I've never gotten that. And, T5 shows how vector can be altered while in jump so that exit vector is different from entry vector.
I'm interested in the OTU version.
As far as I know, CT just says you exit realspace at A and appear a week later at B, with the caveat that you have to get out past 100 diameters to avoid a penalty, and with the assumption that you will exit at the destination "jump point", i.e. 100 diameters out. To the best of my knowledge, it is not specifically stated whether or not you can push that to exit jumpspace closer to the planet on arrival - say, to avoid a possible encounter or to reduce your exposure time in case one occurs (very useful if you're a smuggler trying to reach a red-zoned planet patrolled by the Navy). It's just presumed you exit at the "jump point," and one likewise presumes the gamemaster would shoot down any proposal to try to exit closer to prevent the Navy blockades from being pointless. However, I don't see an emphatic, "Thou can'st not," in CT. Nor is there any specific statement that you can or cannot tell where someone else goes. In point of fact, I don't even see anything specifically insisting on conservation of momentum.
Then Mr. Miller in a JTAS article (JTAS 24) gave it more detail: conservation of mass and energy applies*, and you could not exit jumpspace within 100 diameters - you'd precipitate out naturally when you reached that point of your destination. An implication of that last is that jump is directional, i.e. there is a 1:1 correspondence between points in normal space and points in jump space such that when you reach the point in jump space equivalent to the 100-diameter sphere surrounding a world, you naturally drop out of jump space. Were it otherwise, you could hypothetically exit jump space on the other side of the planet or miss the planet altogether and keep going, but the language was that you precipitate out when you reach that point.
A logical extension of that rule was that you'd precipitate out upon intersecting other gravity wells also. Ergo, you could not reach the 100-diameter limit of a planet or star and then point yourself back at the planet/star to jump to a system on the other side of it. That set logical limits on what you could reach: anything on the "blind" side of the planet or the system's star could not be the destination.

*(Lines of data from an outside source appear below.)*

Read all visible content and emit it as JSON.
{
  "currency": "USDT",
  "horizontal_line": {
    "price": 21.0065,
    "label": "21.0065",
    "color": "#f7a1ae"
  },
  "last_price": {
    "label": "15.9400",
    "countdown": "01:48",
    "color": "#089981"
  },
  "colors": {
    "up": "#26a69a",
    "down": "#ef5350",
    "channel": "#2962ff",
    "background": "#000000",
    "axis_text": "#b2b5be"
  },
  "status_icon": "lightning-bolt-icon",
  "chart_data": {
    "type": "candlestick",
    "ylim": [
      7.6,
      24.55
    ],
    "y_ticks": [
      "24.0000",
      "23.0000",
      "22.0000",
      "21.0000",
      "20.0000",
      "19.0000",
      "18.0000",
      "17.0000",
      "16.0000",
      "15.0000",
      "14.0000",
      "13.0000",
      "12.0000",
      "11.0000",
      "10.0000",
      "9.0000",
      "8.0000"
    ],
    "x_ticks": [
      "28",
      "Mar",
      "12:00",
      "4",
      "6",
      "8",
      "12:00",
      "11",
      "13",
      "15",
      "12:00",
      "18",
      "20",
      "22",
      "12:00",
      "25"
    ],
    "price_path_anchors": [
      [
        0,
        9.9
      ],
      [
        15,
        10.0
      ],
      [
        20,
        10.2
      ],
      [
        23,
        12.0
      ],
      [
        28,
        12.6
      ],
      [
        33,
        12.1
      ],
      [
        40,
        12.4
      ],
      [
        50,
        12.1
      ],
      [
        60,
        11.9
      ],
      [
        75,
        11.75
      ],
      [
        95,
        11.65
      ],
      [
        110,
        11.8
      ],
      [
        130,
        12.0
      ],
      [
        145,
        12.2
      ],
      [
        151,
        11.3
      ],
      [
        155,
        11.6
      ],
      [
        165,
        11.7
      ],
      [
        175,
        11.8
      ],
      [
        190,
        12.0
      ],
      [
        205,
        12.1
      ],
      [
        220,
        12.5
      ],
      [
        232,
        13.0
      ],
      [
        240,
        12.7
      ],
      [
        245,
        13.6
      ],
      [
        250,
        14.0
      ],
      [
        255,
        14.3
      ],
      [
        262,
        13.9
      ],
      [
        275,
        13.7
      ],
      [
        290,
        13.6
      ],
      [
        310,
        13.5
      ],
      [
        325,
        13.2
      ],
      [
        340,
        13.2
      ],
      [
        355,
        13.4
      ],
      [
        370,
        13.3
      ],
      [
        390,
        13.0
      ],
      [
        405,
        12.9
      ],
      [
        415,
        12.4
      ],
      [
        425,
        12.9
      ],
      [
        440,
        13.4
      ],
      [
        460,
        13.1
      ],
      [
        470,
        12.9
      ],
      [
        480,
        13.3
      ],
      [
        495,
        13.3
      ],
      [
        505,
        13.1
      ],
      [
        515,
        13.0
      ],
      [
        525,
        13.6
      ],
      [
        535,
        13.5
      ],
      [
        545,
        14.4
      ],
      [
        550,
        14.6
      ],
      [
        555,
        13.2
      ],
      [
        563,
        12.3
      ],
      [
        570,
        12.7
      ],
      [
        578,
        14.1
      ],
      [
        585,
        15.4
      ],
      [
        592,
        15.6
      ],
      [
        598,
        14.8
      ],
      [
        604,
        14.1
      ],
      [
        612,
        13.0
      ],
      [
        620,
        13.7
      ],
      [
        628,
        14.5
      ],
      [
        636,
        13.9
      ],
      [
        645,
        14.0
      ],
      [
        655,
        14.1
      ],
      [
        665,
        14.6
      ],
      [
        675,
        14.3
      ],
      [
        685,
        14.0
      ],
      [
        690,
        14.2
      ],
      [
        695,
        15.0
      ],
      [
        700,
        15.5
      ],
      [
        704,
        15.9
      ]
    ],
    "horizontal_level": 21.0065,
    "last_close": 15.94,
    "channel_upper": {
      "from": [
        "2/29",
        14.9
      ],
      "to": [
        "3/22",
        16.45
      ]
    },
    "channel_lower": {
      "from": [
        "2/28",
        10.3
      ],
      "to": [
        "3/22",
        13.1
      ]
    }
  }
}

A second point was, if you had a drive capable of more than Jump-1, it took more energy and fuel to achieve the higher jump. A ship monitoring yours could read your energy output and figure out how far you were jumping based on your energy output. Knowing that, and knowing where you couldn't go based on the jump shadow of the planet and/or star you were departing, one could make an educated guess at what targets remained.
However, an educated guess is not certain knowledge. The article
doesn't say that striking a 100 diameter limit is a requirement for exiting jumpspace: he may infer what system you're headed for, but if you've planned to exit jump space at some planet other than the primary world in the system, or at some random point in space in the system instead of at a world, then you're a very small needle in a very large haystack, and knowing which haystack does him little good.
Further, the view that you can infer a destination from available data, but not specifically know the destination, is supported by a statement in the section on micro-jumping: "
Because a ship's jump destination cannot be predicted, a microjump within a system still leaves an impression that the ship has left; a week later, it emerges from jump in the same system, to the observer's confusion."
*This meant, among other things, if you tossed something out the airlock, it would precipitate out into normal space, possibly right along with you or possibly at some point in interstellar space, or at least it's equivalent in mass/energy would - jump space physics have lots of fun with objects not within the jumping ship's jump field, and an object spread as individual atoms or energy across a light-minute or so of space would certainly obey that conservation rule.
Got a page number for Annic Nova? I'd like to read what it says.
I see nothing in either the double-adventure or the JTAS adventure that implies an ability to track the ship's jump.